第一次世界大戦中、戦争被害者を支援するためのリトアニア救援協会・中央委員会の初代副議長、のち議長となった。1916年夏、スメトナらはヴィリニュスから派遣され、ドイツの東部戦線司令官に、リトアニアの独立国家としての権利を要求する覚え書きを渡した。彼らはまず、ドイツに自治を認めさせようとしたのだった。1917年9月6日、スメトナは新聞『リエトゥヴォス・アイダス』(Lietuvos Aidas、リトアニアのこだま)の印刷を始め、発行者兼編集長として働いた。新聞の初版で、彼は「リトアニア民族の最も重要な目標は、独立したリトアニア国家を再び確立することだ」と書いた。
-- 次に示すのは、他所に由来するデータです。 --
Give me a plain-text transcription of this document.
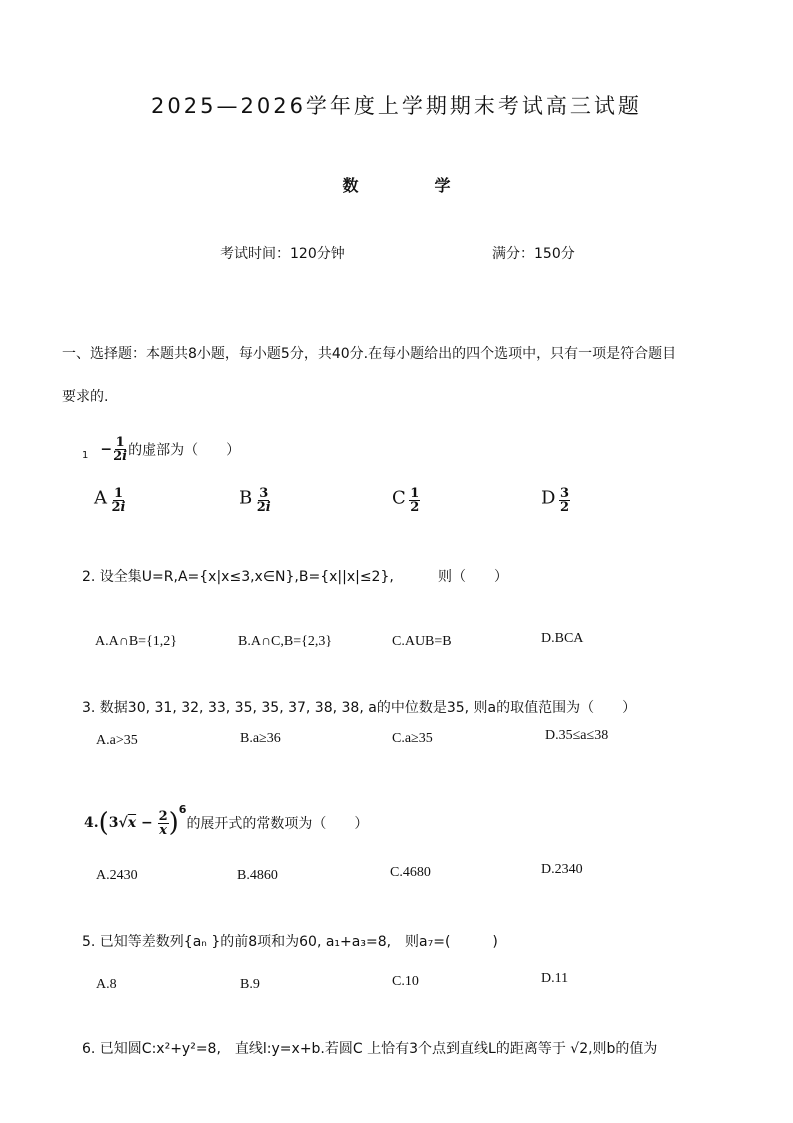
2025—2026学年度上学期期末考试高三试题
数	学
考试时间：120分钟	满分：150分
一、选择题：本题共8小题，每小题5分，共40分.在每小题给出的四个选项中，只有一项是符合题目
要求的.
$_1 - \frac{1}{2i}$ 的虚部为（　　）
A $\frac{1}{2i}$	B $\frac{3}{2i}$	C $\frac{1}{2}$	D $\frac{3}{2}$
2. 设全集U=R,A={x|x≤3,x∈N},B={x||x|≤2},	则（　　）
A.A∩B={1,2}	B.A∩C,B={2,3}	C.AUB=B	D.BCA
3. 数据30, 31, 32, 33, 35, 35, 37, 38, 38, a的中位数是35, 则a的取值范围为（　　）
A.a>35	B.a≥36	C.a≥35	D.35≤a≤38
$4.(3√x - \frac{2}{x} )^6$的展开式的常数项为（　　）
A.2430	B.4860	C.4680	D.2340
5. 已知等差数列{aₙ }的前8项和为60, a₁+a₃=8,　则a₇=(　　　)
A.8	B.9	C.10	D.11
6. 已知圆C:x²+y²=8,　直线l:y=x+b.若圆C 上恰有3个点到直线L的距离等于 √2,则b的值为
1917年9月18日から22日にかけ、スメトナはヴィリニュスのリトアニア評議会(のち、国家評議会と改称)に加わり、同年から1919年に議長を務めた。1918年2月16日、スメトナはリトアニアの独立宣言に署名した。

1918年12月から1919年3月にかけて、スメトナはヴァイマル共和国やスカンディナヴィア諸国でその生活のほとんどを送り、リトアニア独立の大義のため借款を懇請した。1919年4月4日、リトアニア国家評議会はスメトナをリトアニア共和国初代大統領に選出した。1920年4月19日、制憲議会リトアニア語版(1920年-1922年)はアレクサンドラス・ストゥルギンスキスを後継者に選出した。その後スメトナが国会に再選されることはなく、1921年から1924年を通して定期刊行物(『リトアニアの声』紙、『リトアニア人の声』紙など)数紙を編集していた。

スメトナ内閣

1923年1月のクライペダ地方(ドイツ名メーメル地方)がリトアニアに編入されると、2月20日にスメトナはメーメルラントの行政官となった。しかし首相エルネスタス・ガルヴァナウスカスリトアニア語版の同意を得なかったため、職を辞することになった。

1923年11月、当局はスメトナを、『ヴァイラス』紙上のアウグスティナス・ヴォルデマラスの記事発行の嫌疑で数日間投獄した。1923年から1927年の間、スメトナはリトアニア大学(現・ヴィータウタス・マグヌス大学)の助教授となった。最初は芸術論と歴史の、のちに哲学部門の助教授となり、倫理学・古典哲学の講義をし、リトアニア言語学における講義を行った。1926年にはヴィリニュス大学の最年長講師となった。1932年、ヴィタウタス・マグヌス大学で名誉哲学博士号を授与された。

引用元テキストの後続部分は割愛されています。